- Por el Hno. Mariosvaldo Florentino
- Capuchino
“Jesús les dijo: ‘Les aseguro que esta viuda pobre ha dado mucho más que todos ellos. Pues todos han echado dinero que les sobraba; ella, en cambio, ha dado lo que había reunido con sus privaciones, eso mismo que necesitaba para vivir’”, Mc 12, 43-44.
De nuevo nos encontramos con un texto que nos habla sobre la diferencia entre la lógica del Reino de Dios y aquélla del mundo. Unas moneditas, para Jesús, valen mucho más que grandes sumas en dinero o en joyas.
¿Será que Jesús no sabía calcular? ¿Será que él no entendía que con algunos millones se podría dar de comer a mucha gente, y al contrario que con algunas moneditas tal vez no se pueda satisfacer ni mismo a una persona? ¿Cómo es posible pensar que donar un ladrillo pueda ser más valioso que donar una casa, un hospital, un orfanato? Sin embargo, es así: para Jesús, aquella pobre viuda dando sus moneditas, donó mucho más que aquellos ricachones que dieron algunos millones. ¿Por qué?
Creo que podemos intuir que para Dios no son importantes los números absolutos, pero sí los relativos, esto es, aquellos que están relacionados con nuestro ser personal.
Aquí encontramos una de las verdades más bonitas del evangelio: Dios no se deja impresionar con los números, sino que guarda el corazón. No es porque los ricos pueden hacer muchas más obras de caridad que están en ventaja delante de Dios. Por ejemplo, cuando una persona hace una gran donación, una gran obra de caridad, pero delante de sus bienes lo que dio no significa nada, esto es, que no tuvo que cambiar nada en su vida, o que al final del mes ni sintió falta (y que a veces hasta consigue descuentos en el impuesto de renta), esa persona delante de Dios, tiene menos méritos que una familia sencilla, que se priva de algo para poder servir a alguien necesitado, o que recibe un niñito en casa para que pueda estudiar, y entonces porque son pobres tienen que trabajar un poco más, dividir mejor la comida y hasta privarse de algunas comodidades.
Madre Teresa de Calcuta sintetizó muy bien este parámetro evangélico en la siguiente frase: “Amar es dar hasta que duela.” Esto significa que la caridad, el amor, tienen valor cuando es verdaderamente sentido por quien lo practica, cuando no es solo un gesto superficial de dar lo que sobra. Una autentica caridad tiene que dejar marcas, tiene que ser sentida, tiene que ser exigente, sea para el rico, sea para el pobre. Entonces ¿Cuándo un rico puede hacer una caridad significativa delante de Dios?: cuando él dona algo que signifique una real renuncia, cuando por ejemplo él hace un ayuno y dona el equivalente de su banquete, cuando renuncia a un viaje de vacaciones y dona su valor. Esto es, cuando lo que él dona manifiesta una efectiva renuncia en su vida, y no es solo algo que le sobra.
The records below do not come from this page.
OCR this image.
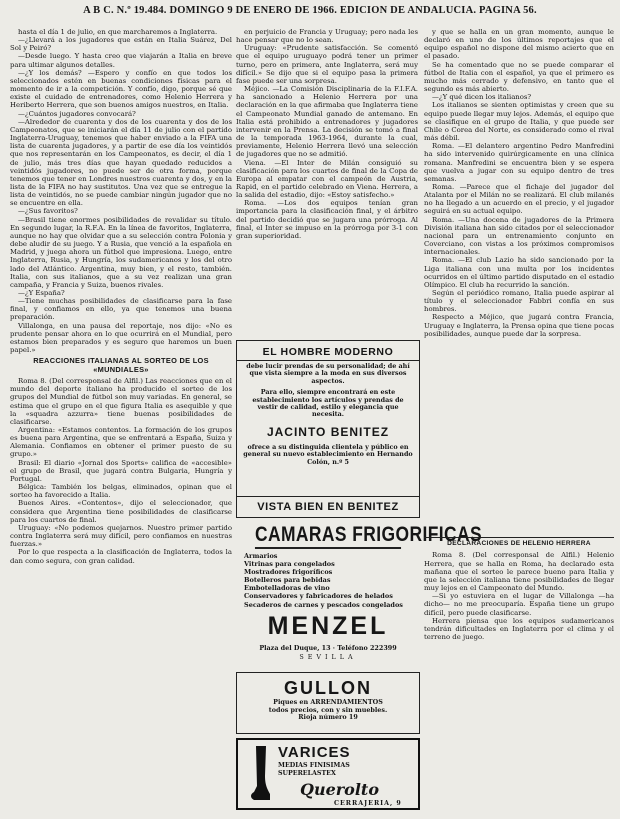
A B C. N.º 19.484. DOMINGO 9 DE ENERO DE 1966. EDICION DE ANDALUCIA. PAGINA 56.

hasta el día 1 de julio, en que marcharemos a Inglaterra.

—¿Llevará a los jugadores que están en Italia Suárez, Del Sol y Peiró?

—Desde luego. Y hasta creo que viajarán a Italia en breve para ultimar algunos detalles.

—¿Y los demás? —Espero y confío en que todos los seleccionados estén en buenas condiciones físicas para el momento de ir a la competición. Y confío, digo, porque sé que existe el cuidado de entrenadores, como Helenio Herrera y Heriberto Herrera, que son buenos amigos nuestros, en Italia.

—¿Cuántos jugadores convocará?

—Alrededor de cuarenta y dos de los cuarenta y dos de los Campeonatos, que se iniciarán el día 11 de julio con el partido Inglaterra-Uruguay, tenemos que haber enviado a la FIFA una lista de cuarenta jugadores, y a partir de ese día los veintidós que nos representarán en los Campeonatos, es decir, el día 1 de julio, más tres días que hayan quedado reducidos a veintidós jugadores, no puede ser de otra forma, porque tenemos que tener en Londres nuestros cuarenta y dos, y en la lista de la FIFA no hay sustitutos. Una vez que se entregue la lista de veintidós, no se puede cambiar ningún jugador que no se encuentre en ella.

—¿Sus favoritos?

—Brasil tiene enormes posibilidades de revalidar su título. En segundo lugar, la R.F.A. En la línea de favoritos, Inglaterra, aunque no hay que olvidar que a su selección contra Polonia y debe aludir de su juego. Y a Rusia, que venció a la española en Madrid, y juega ahora un fútbol que impresiona. Luego, entre Inglaterra, Rusia, y Hungría, los sudamericanos y los del otro lado del Atlántico. Argentina, muy bien, y el resto, también. Italia, con sus italianos, que a su vez realizan una gran campaña, y Francia y Suiza, buenos rivales.

—¿Y España?

—Tiene muchas posibilidades de clasificarse para la fase final, y confiamos en ello, ya que tenemos una buena preparación.

Villalonga, en una pausa del reportaje, nos dijo: «No es prudente pensar ahora en lo que ocurrirá en el Mundial, pero estamos bien preparados y es seguro que haremos un buen papel.»

REACCIONES ITALIANAS AL SORTEO DE LOS «MUNDIALES»

Roma 8. (Del corresponsal de Alfil.) Las reacciones que en el mundo del deporte italiano ha producido el sorteo de los grupos del Mundial de fútbol son muy variadas. En general, se estima que el grupo en el que figura Italia es asequible y que la «squadra azzurra» tiene buenas posibilidades de clasificarse.

Argentina: «Estamos contentos. La formación de los grupos es buena para Argentina, que se enfrentará a España, Suiza y Alemania. Confiamos en obtener el primer puesto de su grupo.»

Brasil: El diario «Jornal dos Sports» califica de «accesible» el grupo de Brasil, que jugará contra Bulgaria, Hungría y Portugal.

Bélgica: También los belgas, eliminados, opinan que el sorteo ha favorecido a Italia.

Buenos Aires. «Contentos», dijo el seleccionador, que considera que Argentina tiene posibilidades de clasificarse para los cuartos de final.

Uruguay: «No podemos quejarnos. Nuestro primer partido contra Inglaterra será muy difícil, pero confiamos en nuestras fuerzas.»

Por lo que respecta a la clasificación de Inglaterra, todos la dan como segura, con gran calidad.

en perjuicio de Francia y Uruguay; pero nada les hace pensar que no lo sean.

Uruguay: «Prudente satisfacción. Se comentó que el equipo uruguayo podrá tener un primer turno, pero en primera, ante Inglaterra, será muy difícil.» Se dijo que si el equipo pasa la primera fase puede ser una sorpresa.

Méjico. —La Comisión Disciplinaria de la F.I.F.A. ha sancionado a Helenio Herrera por una declaración en la que afirmaba que Inglaterra tiene el Campeonato Mundial ganado de antemano. En Italia está prohibido a entrenadores y jugadores intervenir en la Prensa. La decisión se tomó a final de la temporada 1963-1964, durante la cual, previamente, Helenio Herrera llevó una selección de jugadores que no se admitió.

Viena. —El Inter de Milán consiguió su clasificación para los cuartos de final de la Copa de Europa al empatar con el campeón de Austria, Rapid, en el partido celebrado en Viena. Herrera, a la salida del estadio, dijo: «Estoy satisfecho.»

Roma. —Los dos equipos tenían gran importancia para la clasificación final, y el árbitro del partido decidió que se jugara una prórroga. Al final, el Inter se impuso en la prórroga por 3-1 con gran superioridad.

EL HOMBRE MODERNO
debe lucir prendas de su personalidad; de ahí que vista siempre a la moda en sus diversos aspectos.
Para ello, siempre encontrará en este establecimiento los artículos y prendas de vestir de calidad, estilo y elegancia que necesita.
JACINTO BENITEZ
ofrece a su distinguida clientela y público en general su nuevo establecimiento en Hernando Colón, n.º 5
VISTA BIEN EN BENITEZ
CAMARAS FRIGORIFICAS
Armarios
Vitrinas para congelados
Mostradores frigoríficos
Botelleros para bebidas
Embotelladoras de vino
Conservadores y fabricadores de helados
Secaderos de carnes y pescados congelados
MENZEL
Plaza del Duque, 13 · Teléfono 222399
SEVILLA
GULLON
Piques en ARRENDAMIENTOS
todos precios, con y sin muebles.
Rioja número 19
VARICES
MEDIAS FINISIMAS
SUPERELASTEX
Querolto
CERRAJERIA, 9

y que se halla en un gran momento, aunque le declaró en uno de los últimos reportajes que el equipo español no dispone del mismo acierto que en el pasado.

Se ha comentado que no se puede comparar el fútbol de Italia con el español, ya que el primero es mucho más cerrado y defensivo, en tanto que el segundo es más abierto.

—¿Y qué dicen los italianos?

Los italianos se sienten optimistas y creen que su equipo puede llegar muy lejos. Además, el equipo que se clasifique en el grupo de Italia, y que puede ser Chile o Corea del Norte, es considerado como el rival más débil.

Roma. —El delantero argentino Pedro Manfredini ha sido intervenido quirúrgicamente en una clínica romana. Manfredini se encuentra bien y se espera que vuelva a jugar con su equipo dentro de tres semanas.

Roma. —Parece que el fichaje del jugador del Atalanta por el Milán no se realizará. El club milanés no ha llegado a un acuerdo en el precio, y el jugador seguirá en su actual equipo.

Roma. —Una docena de jugadores de la Primera División italiana han sido citados por el seleccionador nacional para un entrenamiento conjunto en Coverciano, con vistas a los próximos compromisos internacionales.

Roma. —El club Lazio ha sido sancionado por la Liga italiana con una multa por los incidentes ocurridos en el último partido disputado en el estadio Olímpico. El club ha recurrido la sanción.

Según el periódico romano, Italia puede aspirar al título y el seleccionador Fabbri confía en sus hombres.

Respecto a Méjico, que jugará contra Francia, Uruguay e Inglaterra, la Prensa opina que tiene pocas posibilidades, aunque puede dar la sorpresa.

DECLARACIONES DE HELENIO HERRERA

Roma 8. (Del corresponsal de Alfil.) Helenio Herrera, que se halla en Roma, ha declarado esta mañana que el sorteo le parece bueno para Italia y que la selección italiana tiene posibilidades de llegar muy lejos en el Campeonato del Mundo.

—Si yo estuviera en el lugar de Villalonga —ha dicho— no me preocuparía. España tiene un grupo difícil, pero puede clasificarse.

Herrera piensa que los equipos sudamericanos tendrán dificultades en Inglaterra por el clima y el terreno de juego.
Esto viene a desnudar una frase tan común que escuchamos: “¡me gustaría tener mucho más para poder dar más!”. Esta frase solo tiene sentido delante de la lógica del mundo, pues para Dios es una pavada. Para él, el pobre puede hacer tanta caridad cuanto el rico, ya que no es importante cuanto se dona, sino lo que significa para la persona que lo ha dado. Quien no es capaz de dar de lo poco que posee, como un gesto de real desprendimiento, aunque tenga mucho más, igual no será capaz de hacerlo. El pobre que no sabe ser generoso en su pobreza, es inútil decir que “¡me gustaría tener mucho más para poder dar más!”, pues cuando tenga mucho tampoco será generoso.
Es verdad, que a veces en la Iglesia, nosotros los sacerdotes, tan preocupados con el bien que debemos hacer hacia los demás o con la eficiencia de nuestro apostolado, nos quedamos muy contentos y agradecemos mucho, cuando nos llega una grande donación hecha por un millonario, y nos olvidamos de dar valor a la pequeñita oferta de un pobre. Sin embargo, Dios que no se deja ilusionar con las grandes cifras, sino que está atento a la medida del corazón, no deja pasar desapercibido ni el menor gesto de verdadera caridad. Él no hace comparaciones entre los que aportan, pero se interesa particularmente por cada uno.
Señor Jesús, danos la gracia de ver como tú, que reconociste en la humilde donación de aquella pobre viuda, la mejor donación que recibió el templo en aquel día. Danos también un corazón verdaderamente generoso, que sea capaz de no acomodarse y medirse por los demás, sino que pueda dar todo lo que esté de acuerdo con nuestras posibilidades.
El Señor te bendiga y te guarde,
El Señor te haga brillar su rostro y tenga misericordia de ti.
El Señor vuelva su mirada cariñosa y te dé la paz.